From 2012 to 2015, Kate was featured worldwide in over 75 performances of Einstein on the Beach with the Philip Glass Ensemble. With her Einstein on the Beach family, Kate performed this iconic piece for audiences in Montpellier, Paris, London, Brooklyn, Toronto, Reggio Emilia, Amsterdam, Hong Kong, Melbourne, Berkeley, Mexico City, Los Angeles, Berlin and, most recently, in Gwangju, South Korea. Being part of this historic tour and piece of living art was a profound and transformative experience for which Kate is incredibly grateful. She also learned how to sing numbers really fast.
Kate holds a a D.M.A. from Eastman in Voice Performance and Literature with a Minor in Voice Pedagogy, as well as degrees in music from SUNY Purchase and Yale. She has written articles published in The Journal of The New York Singing Teachers' Association ("Reflections from the Beach: Einstein on the Voice") and a blog entry on singing Webern for the Society of Music Theory Performance and Analysis Interest Group (http://societymusictheory.org/societies/ interest/performanceanalysis).
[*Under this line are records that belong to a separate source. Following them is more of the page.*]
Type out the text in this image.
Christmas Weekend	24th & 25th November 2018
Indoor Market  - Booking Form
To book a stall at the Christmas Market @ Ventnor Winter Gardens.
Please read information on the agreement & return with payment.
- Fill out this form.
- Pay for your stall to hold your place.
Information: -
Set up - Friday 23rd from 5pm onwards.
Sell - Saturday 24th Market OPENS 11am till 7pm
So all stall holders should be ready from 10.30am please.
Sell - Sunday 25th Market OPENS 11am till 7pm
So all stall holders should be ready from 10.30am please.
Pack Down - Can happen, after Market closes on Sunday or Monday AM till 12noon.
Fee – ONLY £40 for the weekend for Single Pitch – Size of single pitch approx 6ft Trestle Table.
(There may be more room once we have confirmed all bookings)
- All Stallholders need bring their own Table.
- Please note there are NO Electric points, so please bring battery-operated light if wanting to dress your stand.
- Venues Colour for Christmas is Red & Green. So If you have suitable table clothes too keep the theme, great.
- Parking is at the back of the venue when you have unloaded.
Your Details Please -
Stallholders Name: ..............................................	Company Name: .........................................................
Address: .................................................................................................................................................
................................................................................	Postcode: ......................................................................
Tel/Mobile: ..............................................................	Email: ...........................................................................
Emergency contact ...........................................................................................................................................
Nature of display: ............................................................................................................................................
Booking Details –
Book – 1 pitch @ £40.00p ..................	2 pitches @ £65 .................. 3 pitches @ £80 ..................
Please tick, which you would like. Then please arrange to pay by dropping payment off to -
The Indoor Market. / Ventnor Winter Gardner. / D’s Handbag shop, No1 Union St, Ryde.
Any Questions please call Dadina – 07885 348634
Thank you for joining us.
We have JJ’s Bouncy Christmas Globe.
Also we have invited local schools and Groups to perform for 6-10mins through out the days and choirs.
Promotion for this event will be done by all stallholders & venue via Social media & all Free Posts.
In addition to performing, Kate is an avid teacher and she recently joined voice faculty at Mannes (The New School) where she teaches a voice pedagogy course and private students within the Voice and Opera department. When not singing (or teaching) her heart out, Kate loves being home in Fort Greene, Brooklyn with jazz-musician and composer husband Red Wierenga and their two cats.